Потом рассказывает, что, когда подвозила на стройку известь в первый лагерный год, она часто закрывала глаза и видела сон наяву. А теперь она на заднем дворе укладывает на землю, как дрова, голых мертвецов из палаты смертников. Но она и теперь, подтаскивая мертвецов к двери, часто закрывает глаза, и сон у нее такой же, как тогда, в лошадиной упряжке.

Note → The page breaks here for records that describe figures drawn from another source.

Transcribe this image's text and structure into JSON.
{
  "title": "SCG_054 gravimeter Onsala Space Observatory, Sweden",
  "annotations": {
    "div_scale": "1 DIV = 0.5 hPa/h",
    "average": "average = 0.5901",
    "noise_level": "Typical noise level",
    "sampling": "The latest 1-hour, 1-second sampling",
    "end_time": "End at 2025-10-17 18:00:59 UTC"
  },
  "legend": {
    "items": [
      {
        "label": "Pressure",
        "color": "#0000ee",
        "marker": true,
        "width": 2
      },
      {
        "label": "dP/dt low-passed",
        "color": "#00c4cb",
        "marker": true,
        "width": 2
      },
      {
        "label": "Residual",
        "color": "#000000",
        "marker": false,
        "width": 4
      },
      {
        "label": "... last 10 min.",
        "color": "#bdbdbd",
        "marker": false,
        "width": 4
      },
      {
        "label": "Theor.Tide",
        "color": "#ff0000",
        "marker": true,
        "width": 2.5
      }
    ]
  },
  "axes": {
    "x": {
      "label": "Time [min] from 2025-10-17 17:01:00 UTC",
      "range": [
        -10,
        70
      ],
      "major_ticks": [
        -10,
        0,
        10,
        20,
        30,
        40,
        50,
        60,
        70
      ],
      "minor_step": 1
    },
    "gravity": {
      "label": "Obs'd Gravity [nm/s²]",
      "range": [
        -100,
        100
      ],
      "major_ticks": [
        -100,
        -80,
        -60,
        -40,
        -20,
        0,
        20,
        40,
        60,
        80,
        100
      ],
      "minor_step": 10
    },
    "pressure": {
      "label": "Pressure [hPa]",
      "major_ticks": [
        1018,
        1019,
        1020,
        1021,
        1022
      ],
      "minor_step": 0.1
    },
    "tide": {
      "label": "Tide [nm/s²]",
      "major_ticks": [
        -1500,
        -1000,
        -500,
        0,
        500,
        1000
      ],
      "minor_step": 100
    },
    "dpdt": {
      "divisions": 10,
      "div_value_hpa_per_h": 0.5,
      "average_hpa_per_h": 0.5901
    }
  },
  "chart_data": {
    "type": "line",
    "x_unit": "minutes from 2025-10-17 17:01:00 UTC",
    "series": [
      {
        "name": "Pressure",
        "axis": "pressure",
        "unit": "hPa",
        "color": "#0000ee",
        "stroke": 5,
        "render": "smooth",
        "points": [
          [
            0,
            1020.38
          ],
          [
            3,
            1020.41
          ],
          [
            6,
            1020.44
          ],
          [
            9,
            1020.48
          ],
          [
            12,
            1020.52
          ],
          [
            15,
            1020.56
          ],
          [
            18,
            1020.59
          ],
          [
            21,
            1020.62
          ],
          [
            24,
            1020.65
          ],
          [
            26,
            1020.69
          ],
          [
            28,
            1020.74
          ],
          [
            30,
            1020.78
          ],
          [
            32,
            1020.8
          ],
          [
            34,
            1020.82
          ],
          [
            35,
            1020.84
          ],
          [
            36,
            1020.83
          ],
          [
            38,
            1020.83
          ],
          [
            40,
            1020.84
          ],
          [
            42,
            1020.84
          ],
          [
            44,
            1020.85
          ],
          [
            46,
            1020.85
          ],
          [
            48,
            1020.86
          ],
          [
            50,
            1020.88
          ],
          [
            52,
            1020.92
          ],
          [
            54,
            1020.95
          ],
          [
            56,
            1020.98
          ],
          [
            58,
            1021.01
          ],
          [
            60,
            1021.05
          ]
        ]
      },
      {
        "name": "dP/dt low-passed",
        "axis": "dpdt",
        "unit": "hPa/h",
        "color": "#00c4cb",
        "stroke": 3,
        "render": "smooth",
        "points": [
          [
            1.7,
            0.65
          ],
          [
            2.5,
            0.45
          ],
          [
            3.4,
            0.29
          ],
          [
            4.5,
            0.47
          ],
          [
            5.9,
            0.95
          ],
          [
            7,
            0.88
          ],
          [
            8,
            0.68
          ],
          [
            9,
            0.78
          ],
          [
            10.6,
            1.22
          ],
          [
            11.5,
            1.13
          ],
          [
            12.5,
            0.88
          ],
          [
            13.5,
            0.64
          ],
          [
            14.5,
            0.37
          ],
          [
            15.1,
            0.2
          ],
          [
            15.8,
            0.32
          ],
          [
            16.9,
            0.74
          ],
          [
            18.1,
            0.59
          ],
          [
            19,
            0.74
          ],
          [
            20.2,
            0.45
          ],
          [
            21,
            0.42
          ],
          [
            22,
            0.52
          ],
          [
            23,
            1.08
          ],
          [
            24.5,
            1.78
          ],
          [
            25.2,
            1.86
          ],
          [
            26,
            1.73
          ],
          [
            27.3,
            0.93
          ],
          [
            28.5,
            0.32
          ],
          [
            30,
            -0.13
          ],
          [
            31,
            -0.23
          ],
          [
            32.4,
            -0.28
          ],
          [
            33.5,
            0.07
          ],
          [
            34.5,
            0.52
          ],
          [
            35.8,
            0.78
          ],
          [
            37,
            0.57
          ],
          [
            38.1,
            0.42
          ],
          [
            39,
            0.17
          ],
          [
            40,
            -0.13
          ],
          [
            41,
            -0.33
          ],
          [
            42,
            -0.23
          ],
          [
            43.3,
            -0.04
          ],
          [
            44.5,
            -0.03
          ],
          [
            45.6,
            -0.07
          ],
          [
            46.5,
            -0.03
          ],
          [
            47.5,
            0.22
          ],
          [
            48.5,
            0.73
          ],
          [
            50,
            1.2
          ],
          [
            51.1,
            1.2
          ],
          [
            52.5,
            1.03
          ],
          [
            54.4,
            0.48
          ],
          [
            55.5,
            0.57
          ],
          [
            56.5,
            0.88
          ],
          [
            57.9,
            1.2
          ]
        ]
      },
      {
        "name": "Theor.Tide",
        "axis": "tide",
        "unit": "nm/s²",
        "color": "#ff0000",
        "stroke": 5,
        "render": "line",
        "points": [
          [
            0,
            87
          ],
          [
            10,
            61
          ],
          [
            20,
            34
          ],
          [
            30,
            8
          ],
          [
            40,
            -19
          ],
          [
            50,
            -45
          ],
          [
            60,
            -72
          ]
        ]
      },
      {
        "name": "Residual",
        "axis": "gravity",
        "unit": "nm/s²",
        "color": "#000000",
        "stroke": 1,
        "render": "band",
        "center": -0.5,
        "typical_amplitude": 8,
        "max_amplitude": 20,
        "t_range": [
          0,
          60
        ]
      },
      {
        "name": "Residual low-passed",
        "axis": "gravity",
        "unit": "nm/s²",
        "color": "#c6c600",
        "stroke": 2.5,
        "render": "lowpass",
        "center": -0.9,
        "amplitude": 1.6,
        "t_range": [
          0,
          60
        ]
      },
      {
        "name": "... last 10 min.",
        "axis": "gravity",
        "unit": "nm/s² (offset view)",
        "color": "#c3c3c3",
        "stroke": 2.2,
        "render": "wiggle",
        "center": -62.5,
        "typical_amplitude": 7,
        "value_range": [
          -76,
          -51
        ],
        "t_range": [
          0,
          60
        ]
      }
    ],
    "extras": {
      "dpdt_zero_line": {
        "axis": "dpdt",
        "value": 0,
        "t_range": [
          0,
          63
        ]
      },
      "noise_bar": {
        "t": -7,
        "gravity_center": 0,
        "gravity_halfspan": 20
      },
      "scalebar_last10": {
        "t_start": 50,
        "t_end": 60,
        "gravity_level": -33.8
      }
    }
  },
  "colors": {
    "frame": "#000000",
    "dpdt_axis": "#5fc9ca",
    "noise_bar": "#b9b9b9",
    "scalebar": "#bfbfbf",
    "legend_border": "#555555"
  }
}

— Что тебе снится? — спросил я.
— Что богатый, молодой и красивый — молодой и красивый необязательно — американец, владелец фабрики мясных консервов, влюблен в меня… влюблен необязательно; главное, чтобы был очень богатый, чтобы он меня выкупил, женился и увез отсюда. Это было бы настоящее счастье. И еще, — прибавляет она, — пусть бы у него была сестра, для тебя.
— Необязательно красивая и молодая, — повторяю я. — И чтобы была влюблена в меня — тоже необязательно.
Труди Пеликан натянуто смеется. Правый уголок ее рта взмывает вверх и слетает у нее с лица, словно в том месте, где улыбка привязана к коже, оборвалась ниточка.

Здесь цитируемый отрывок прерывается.